Das griech. “ἀμήν” transkribiert das hebr. “אמן / Amen”. Dabei handelt es sich im Sinne von “אמן / fest, zuverlässig” um einen formelhaften Ausdruck der Bekräftigung oder Bestätigung. In AT und frühem Judentum ist das responsorische “Amen” liturgisch bereits fest verankert und wird von der frühen Christenheit in dieser Funktion übernommen.

Unter den ntl. Texten lassen vor allem die Briefe und die Offenbarung verschiedene liturgische Verwendungsweisen des responsorischen Amen erkennen:

In zwei Textzusammenhängen gewinnt die “Amen-Formel” christologische Qualität, wofür ihr grundlegend responsorischer Charakter den entscheidenden Haftpunkt darstellt:

  • 2Kor 1,20: “Denn wie viele Verheißungen Gottes es auch gibt - in ihm (Christus) ist das Ja. Deshalb sprechen wir auch durch ihn das Amen, zur Verherrlichung Gottes durch uns.”
  • Apk 3,14 (Sendschreiben nach Laodizäa): “Das sagt, der das ‘Amen’ heißt, der treue und wahrhaftige Zeuge, der Anfang der Schöpfung Gottes (also: Christus).”

Von dieser responsorischen Form unterscheidet sich das vorangestellte “Amen”, mit dem bei den → Synoptikern zahlreiche Jesus-Logien beginnen (49x). Darin wird ein besonderer Geltungsanspruch hörbar, der die Gültigkeit des Wortes bereits im Vorhinein bekräftigt (Berger, Amenworte); die für Johannes charakteristische Doppelung “Amen, amen, ich sage euch …” (25x) verstärkt diese Funktion noch einmal.

3.4.2. Abba / Vater

Das griech. “αββα / abba” transkripiert das aram. “אבא / abba”. Um diesen Vokativ der Gebetsanrede hat es eine lange Diskussion gegeben (Jeremias; Schelbert). Weil darin der vertrauliche Ton familiärer Beziehung anklingt, kommt der Vokativ “Abba” in aram. Gebeten auch nur äußerst selten vor. Hier zeigt sich gerade das Besondere dieser von Jesus im “Vater unser” favorisierten und daran anschließend popularisierten Gebetsanrede. Dennoch sollte das Verständnis von “Abba” nicht zu “Pappi” oder “daddy” banalisiert werden. Der Ton liegt darauf, Gott als den gütigen und liebevollen Vater vertrauensvoll anzurufen.

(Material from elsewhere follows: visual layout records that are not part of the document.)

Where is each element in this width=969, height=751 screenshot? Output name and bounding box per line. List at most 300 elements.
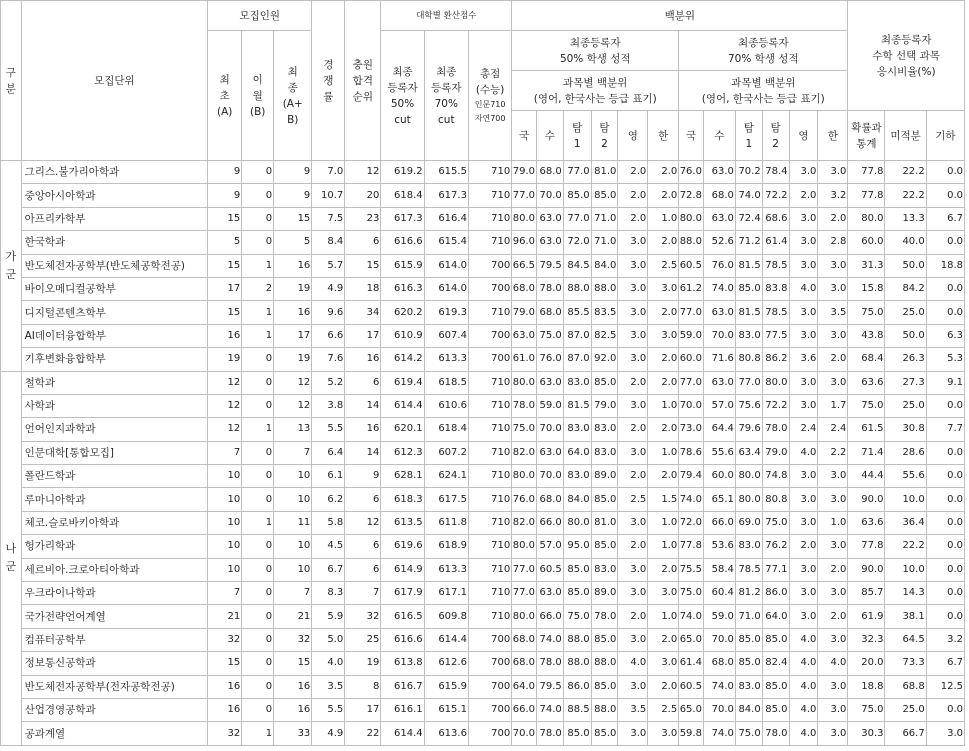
table-cell: 34	[345, 301, 381, 324]
table-cell: 28.6	[885, 441, 926, 464]
table-cell: 2.0	[648, 184, 679, 207]
table-cell: 2.0	[789, 535, 818, 558]
table-cell: 2.4	[818, 418, 848, 441]
table-cell: 10	[274, 558, 312, 581]
table-cell: 9.6	[312, 301, 345, 324]
table-cell: 3.0	[789, 582, 818, 605]
unit-name: 반도체전자공학부(전자공학전공)	[21, 675, 208, 698]
unit-name: 사학과	[21, 394, 208, 417]
table-cell: 2.0	[818, 207, 848, 230]
unit-name: 공과계열	[21, 722, 208, 745]
table-cell: 0.0	[926, 535, 964, 558]
table-cell: 65.0	[679, 698, 704, 721]
table-cell: 85.0	[762, 698, 789, 721]
table-cell: 10	[208, 511, 242, 534]
table-cell: 9	[208, 184, 242, 207]
table-cell: 60.5	[536, 558, 563, 581]
table-cell: 80.0	[563, 511, 591, 534]
table-cell: 611.8	[424, 511, 468, 534]
table-cell: 1	[242, 324, 274, 347]
table-cell: 3.0	[789, 465, 818, 488]
table-row	[1, 324, 965, 347]
table-cell: 64.0	[563, 441, 591, 464]
table-cell: 85.0	[563, 582, 591, 605]
table-row	[1, 465, 965, 488]
table-cell: 71.0	[591, 207, 618, 230]
table-row	[1, 184, 965, 207]
table-cell: 16	[208, 698, 242, 721]
table-row	[1, 605, 965, 628]
table-cell: 92.0	[591, 348, 618, 371]
table-cell: 17	[274, 324, 312, 347]
table-cell: 81.0	[591, 161, 618, 184]
table-cell: 3.5	[312, 675, 345, 698]
table-cell: 22.2	[885, 184, 926, 207]
table-cell: 4.0	[312, 652, 345, 675]
table-cell: 2.0	[618, 605, 648, 628]
table-cell: 2.0	[648, 231, 679, 254]
table-cell: 10.7	[312, 184, 345, 207]
table-cell: 5.0	[312, 628, 345, 651]
table-cell: 78.6	[679, 441, 704, 464]
table-cell: 32	[345, 605, 381, 628]
table-cell: 19	[208, 348, 242, 371]
table-cell: 18.8	[926, 254, 964, 277]
table-cell: 60.0	[679, 348, 704, 371]
table-cell: 75.0	[848, 301, 885, 324]
table-cell: 74.0	[536, 628, 563, 651]
table-cell: 4.0	[818, 652, 848, 675]
table-cell: 628.1	[381, 465, 424, 488]
table-cell: 70.0	[536, 465, 563, 488]
table-cell: 16	[274, 301, 312, 324]
table-cell: 25.0	[885, 698, 926, 721]
table-cell: 68.0	[536, 301, 563, 324]
table-cell: 3.0	[789, 324, 818, 347]
table-cell: 84.2	[885, 277, 926, 300]
table-cell: 10	[274, 465, 312, 488]
table-row	[1, 277, 965, 300]
table-cell: 21	[208, 605, 242, 628]
table-cell: 77.8	[679, 535, 704, 558]
table-cell: 63.0	[703, 161, 735, 184]
header-geometry: 기하	[926, 111, 964, 161]
header-math-70: 수	[703, 111, 735, 161]
table-cell: 15	[345, 254, 381, 277]
table-cell: 615.5	[424, 161, 468, 184]
table-cell: 3.0	[618, 511, 648, 534]
table-cell: 3.6	[789, 348, 818, 371]
table-cell: 3.2	[926, 628, 964, 651]
table-cell: 17	[345, 324, 381, 347]
table-cell: 2.0	[618, 535, 648, 558]
table-cell: 77.0	[563, 161, 591, 184]
table-cell: 71.2	[735, 231, 762, 254]
table-cell: 1.0	[648, 511, 679, 534]
table-cell: 15	[208, 652, 242, 675]
unit-name: 폴란드학과	[21, 465, 208, 488]
table-cell: 78.0	[512, 394, 537, 417]
header-history-50: 한	[648, 111, 679, 161]
table-cell: 71.6	[703, 348, 735, 371]
table-cell: 3.0	[818, 161, 848, 184]
table-cell: 15	[208, 301, 242, 324]
table-cell: 3.0	[818, 465, 848, 488]
table-cell: 77.8	[848, 161, 885, 184]
header-unit: 모집단위	[21, 1, 208, 161]
unit-name: 루마니아학과	[21, 488, 208, 511]
table-cell: 75.0	[536, 324, 563, 347]
table-cell: 74.0	[536, 698, 563, 721]
table-row	[1, 652, 965, 675]
table-cell: 64.5	[885, 628, 926, 651]
table-cell: 6.6	[312, 324, 345, 347]
header-cut50: 최종 등록자 50% cut	[381, 31, 424, 161]
unit-name: 체코.슬로바키아학과	[21, 511, 208, 534]
table-cell: 710	[468, 301, 511, 324]
table-cell: 3.0	[789, 605, 818, 628]
table-cell: 0.0	[926, 698, 964, 721]
table-cell: 78.0	[762, 722, 789, 745]
table-cell: 3.0	[818, 628, 848, 651]
table-cell: 58.4	[703, 558, 735, 581]
table-cell: 0.0	[926, 558, 964, 581]
table-cell: 6	[345, 371, 381, 394]
table-cell: 85.7	[848, 582, 885, 605]
table-cell: 80.0	[512, 371, 537, 394]
table-cell: 30.8	[885, 418, 926, 441]
table-cell: 3.0	[789, 254, 818, 277]
group-label: 가 군	[1, 161, 22, 372]
table-cell: 79.6	[735, 418, 762, 441]
table-cell: 700	[468, 675, 511, 698]
table-cell: 7.7	[926, 418, 964, 441]
table-cell: 2.5	[618, 488, 648, 511]
table-cell: 60.4	[703, 582, 735, 605]
header-korean-70: 국	[679, 111, 704, 161]
table-cell: 2.5	[648, 254, 679, 277]
table-cell: 78.4	[762, 161, 789, 184]
table-cell: 710	[468, 488, 511, 511]
table-cell: 85.0	[735, 628, 762, 651]
table-cell: 64.0	[762, 605, 789, 628]
table-cell: 4.0	[789, 277, 818, 300]
table-cell: 5	[274, 231, 312, 254]
table-cell: 6.7	[926, 207, 964, 230]
table-row	[1, 535, 965, 558]
table-cell: 68.0	[512, 277, 537, 300]
table-cell: 76.2	[762, 535, 789, 558]
table-cell: 620.1	[381, 418, 424, 441]
table-cell: 86.0	[762, 582, 789, 605]
table-cell: 81.5	[563, 394, 591, 417]
table-cell: 72.0	[563, 231, 591, 254]
table-cell: 8.4	[312, 231, 345, 254]
table-cell: 74.0	[679, 605, 704, 628]
table-cell: 0	[242, 207, 274, 230]
table-cell: 63.0	[536, 582, 563, 605]
table-cell: 607.2	[424, 441, 468, 464]
table-cell: 65.1	[703, 488, 735, 511]
table-cell: 80.8	[762, 488, 789, 511]
table-cell: 66.0	[703, 511, 735, 534]
unit-name: 그리스.불가리아학과	[21, 161, 208, 184]
table-cell: 80.0	[512, 207, 537, 230]
table-cell: 6.4	[312, 441, 345, 464]
table-cell: 80.0	[512, 535, 537, 558]
table-cell: 0	[242, 558, 274, 581]
unit-name: 국가전략언어계열	[21, 605, 208, 628]
table-cell: 33	[274, 722, 312, 745]
table-cell: 19	[345, 652, 381, 675]
table-cell: 0	[242, 605, 274, 628]
table-cell: 4.0	[789, 722, 818, 745]
header-cut70: 최종 등록자 70% cut	[424, 31, 468, 161]
table-cell: 3.0	[618, 722, 648, 745]
table-cell: 0.0	[926, 394, 964, 417]
table-cell: 15.8	[848, 277, 885, 300]
table-row	[1, 371, 965, 394]
table-cell: 75.0	[679, 582, 704, 605]
header-waitlist: 충원 합격 순위	[345, 1, 381, 161]
table-cell: 2.0	[818, 348, 848, 371]
table-cell: 0	[242, 652, 274, 675]
table-cell: 11	[274, 511, 312, 534]
table-cell: 614.2	[381, 348, 424, 371]
table-cell: 16	[208, 324, 242, 347]
unit-name: 헝가리학과	[21, 535, 208, 558]
header-recruit: 모집인원	[208, 1, 312, 31]
table-cell: 9.1	[926, 371, 964, 394]
table-cell: 624.1	[424, 465, 468, 488]
table-cell: 3.0	[648, 722, 679, 745]
table-cell: 70.2	[735, 161, 762, 184]
table-cell: 27.3	[885, 371, 926, 394]
table-cell: 44.4	[848, 465, 885, 488]
table-cell: 75.0	[512, 418, 537, 441]
table-cell: 614.9	[381, 558, 424, 581]
table-cell: 52.6	[703, 231, 735, 254]
table-cell: 700	[468, 324, 511, 347]
table-cell: 88.0	[591, 277, 618, 300]
table-cell: 25.0	[885, 394, 926, 417]
table-cell: 6.7	[926, 652, 964, 675]
table-cell: 1.0	[818, 511, 848, 534]
table-cell: 95.0	[563, 535, 591, 558]
table-cell: 85.0	[563, 184, 591, 207]
table-row	[1, 722, 965, 745]
table-row	[1, 441, 965, 464]
table-cell: 615.9	[381, 254, 424, 277]
table-cell: 77.8	[848, 535, 885, 558]
table-cell: 83.0	[563, 371, 591, 394]
table-cell: 0	[242, 371, 274, 394]
table-cell: 75.0	[563, 605, 591, 628]
table-cell: 700	[468, 348, 511, 371]
table-cell: 3.5	[618, 698, 648, 721]
table-cell: 2	[242, 277, 274, 300]
unit-name: 세르비아.크로아티아학과	[21, 558, 208, 581]
table-cell: 85.0	[735, 277, 762, 300]
table-cell: 20	[345, 184, 381, 207]
table-cell: 22.2	[885, 161, 926, 184]
header-history-70: 한	[818, 111, 848, 161]
header-initial: 최 초 (A)	[208, 31, 242, 161]
table-cell: 78.0	[536, 277, 563, 300]
header-english-70: 영	[789, 111, 818, 161]
table-row	[1, 675, 965, 698]
table-cell: 74.8	[762, 465, 789, 488]
table-cell: 3.0	[818, 698, 848, 721]
table-row	[1, 394, 965, 417]
table-cell: 0	[242, 675, 274, 698]
table-cell: 617.5	[424, 488, 468, 511]
table-cell: 613.3	[424, 558, 468, 581]
table-cell: 83.0	[563, 418, 591, 441]
table-cell: 75.6	[735, 394, 762, 417]
table-cell: 10	[208, 535, 242, 558]
table-cell: 19	[274, 348, 312, 371]
unit-name: 바이오메디컬공학부	[21, 277, 208, 300]
table-cell: 25.0	[885, 301, 926, 324]
unit-name: 디지털콘텐츠학부	[21, 301, 208, 324]
table-cell: 57.0	[703, 394, 735, 417]
table-cell: 7	[208, 582, 242, 605]
table-cell: 2.0	[789, 184, 818, 207]
table-cell: 0	[242, 348, 274, 371]
table-cell: 12.5	[926, 675, 964, 698]
table-cell: 25	[345, 628, 381, 651]
table-cell: 50.0	[885, 254, 926, 277]
table-cell: 1	[242, 254, 274, 277]
table-cell: 83.0	[591, 558, 618, 581]
table-cell: 79.0	[762, 441, 789, 464]
table-cell: 80.0	[848, 207, 885, 230]
table-cell: 77.1	[762, 558, 789, 581]
table-cell: 85.0	[563, 558, 591, 581]
table-cell: 0	[242, 582, 274, 605]
table-cell: 0.0	[926, 161, 964, 184]
table-cell: 2.0	[648, 348, 679, 371]
table-cell: 68.4	[848, 348, 885, 371]
table-cell: 79.0	[512, 161, 537, 184]
table-cell: 612.6	[424, 652, 468, 675]
table-cell: 63.0	[703, 371, 735, 394]
table-cell: 2.0	[648, 301, 679, 324]
table-cell: 0	[242, 394, 274, 417]
table-cell: 3.0	[818, 535, 848, 558]
table-cell: 12	[208, 418, 242, 441]
table-cell: 63.0	[703, 207, 735, 230]
table-cell: 0.0	[926, 441, 964, 464]
table-cell: 71.0	[591, 231, 618, 254]
table-cell: 80.0	[679, 207, 704, 230]
table-cell: 0	[242, 441, 274, 464]
table-cell: 59.0	[536, 394, 563, 417]
header-stat: 확률과 통계	[848, 111, 885, 161]
table-row	[1, 582, 965, 605]
table-cell: 6.7	[312, 558, 345, 581]
table-cell: 3.0	[818, 722, 848, 745]
table-cell: 0.0	[926, 231, 964, 254]
table-cell: 619.2	[381, 161, 424, 184]
table-cell: 2.0	[618, 465, 648, 488]
table-cell: 2.0	[818, 558, 848, 581]
table-cell: 16	[274, 698, 312, 721]
table-cell: 81.5	[735, 254, 762, 277]
table-cell: 10	[274, 535, 312, 558]
table-cell: 19	[274, 277, 312, 300]
table-cell: 1	[242, 722, 274, 745]
table-cell: 60.0	[703, 465, 735, 488]
table-row	[1, 231, 965, 254]
table-cell: 88.5	[563, 698, 591, 721]
header-inq1-70: 탐 1	[735, 111, 762, 161]
table-cell: 609.8	[424, 605, 468, 628]
table-cell: 3.0	[648, 324, 679, 347]
table-cell: 3.0	[789, 488, 818, 511]
table-cell: 0.0	[926, 465, 964, 488]
table-cell: 59.0	[703, 605, 735, 628]
table-cell: 3.0	[618, 301, 648, 324]
unit-name: 아프리카학부	[21, 207, 208, 230]
table-cell: 82.5	[591, 324, 618, 347]
table-row	[1, 301, 965, 324]
header-inq2-70: 탐 2	[762, 111, 789, 161]
table-cell: 710	[468, 207, 511, 230]
table-cell: 75.0	[848, 698, 885, 721]
table-cell: 1.5	[648, 488, 679, 511]
table-cell: 4.0	[789, 652, 818, 675]
table-cell: 78.0	[591, 605, 618, 628]
table-cell: 17	[345, 698, 381, 721]
table-cell: 85.0	[762, 628, 789, 651]
table-cell: 66.0	[536, 511, 563, 534]
table-cell: 15	[208, 254, 242, 277]
table-row	[1, 348, 965, 371]
table-cell: 79.5	[536, 675, 563, 698]
table-row	[1, 698, 965, 721]
table-cell: 68.0	[703, 184, 735, 207]
table-cell: 50.0	[885, 324, 926, 347]
table-cell: 83.8	[762, 277, 789, 300]
table-cell: 4.0	[789, 675, 818, 698]
table-cell: 85.0	[563, 722, 591, 745]
header-p50: 최종등록자 50% 학생 성적	[512, 31, 679, 71]
table-cell: 619.4	[381, 371, 424, 394]
table-cell: 618.5	[424, 371, 468, 394]
table-cell: 8.3	[312, 582, 345, 605]
table-cell: 23	[345, 207, 381, 230]
table-cell: 38.1	[885, 605, 926, 628]
table-cell: 88.0	[563, 277, 591, 300]
table-cell: 613.3	[424, 348, 468, 371]
table-cell: 700	[468, 254, 511, 277]
table-cell: 32	[208, 722, 242, 745]
table-cell: 80.0	[762, 371, 789, 394]
table-cell: 22	[345, 722, 381, 745]
table-cell: 60.5	[679, 675, 704, 698]
table-cell: 74.0	[703, 675, 735, 698]
table-cell: 3.0	[618, 254, 648, 277]
table-cell: 3.0	[818, 582, 848, 605]
table-cell: 12	[345, 511, 381, 534]
table-cell: 77.5	[762, 324, 789, 347]
table-cell: 618.4	[381, 184, 424, 207]
table-cell: 3.0	[648, 277, 679, 300]
table-cell: 63.0	[512, 324, 537, 347]
table-cell: 13.3	[885, 207, 926, 230]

  • Gal 4,6: “… den Geist seines Sohnes, der schreit: Abba! Vater!”
  • Röm 8,15: “… den Geist der Sohnschaft, durch den wir rufen: Abba! Vater!”
  • Mk 14,36 (Gethsemane): “Abba, Vater, alles ist dir möglich!”
  • Lk 11,2 / Mt 6,9 (Vater unser): “Vater (πάτερ / pater) …”

Auch im Hintergrund der Anrede im Vaterunser steht ohne Frage das aram. “Abba”. Aufgrund der zentralen Bedeutung, die das “Gebet des Herrn” in der frühen Christenheit gewinnt, wird “Vater” deshalb relativ schnell zu der dominierenden Gottesprädikation (Zimmermann). Vor diesem Hintergrund bleibt auch das aram. “Abba” noch für einige Zeit in Gebrauch, bevor es allmählich wieder aus der Liturgiesprache verschwindet.

3.4.3. Maranatha

Das griech. “μαραναθα / maranatha” transkripiert das aram. “מרנאתא / maranatha” und bedeutet, je nach Worttrennung (griech.) oder Vokalisierung (hebr.), 1. “Unser Herr, komm!” oder 2. “Unser Herr ist gekommen!” Der Ruf in Apk 22,20 bietet lediglich eine Übersetzung ohne Transkription; dadurch wird jedoch das Verständnis im Sinne eines Imperativs gesichert.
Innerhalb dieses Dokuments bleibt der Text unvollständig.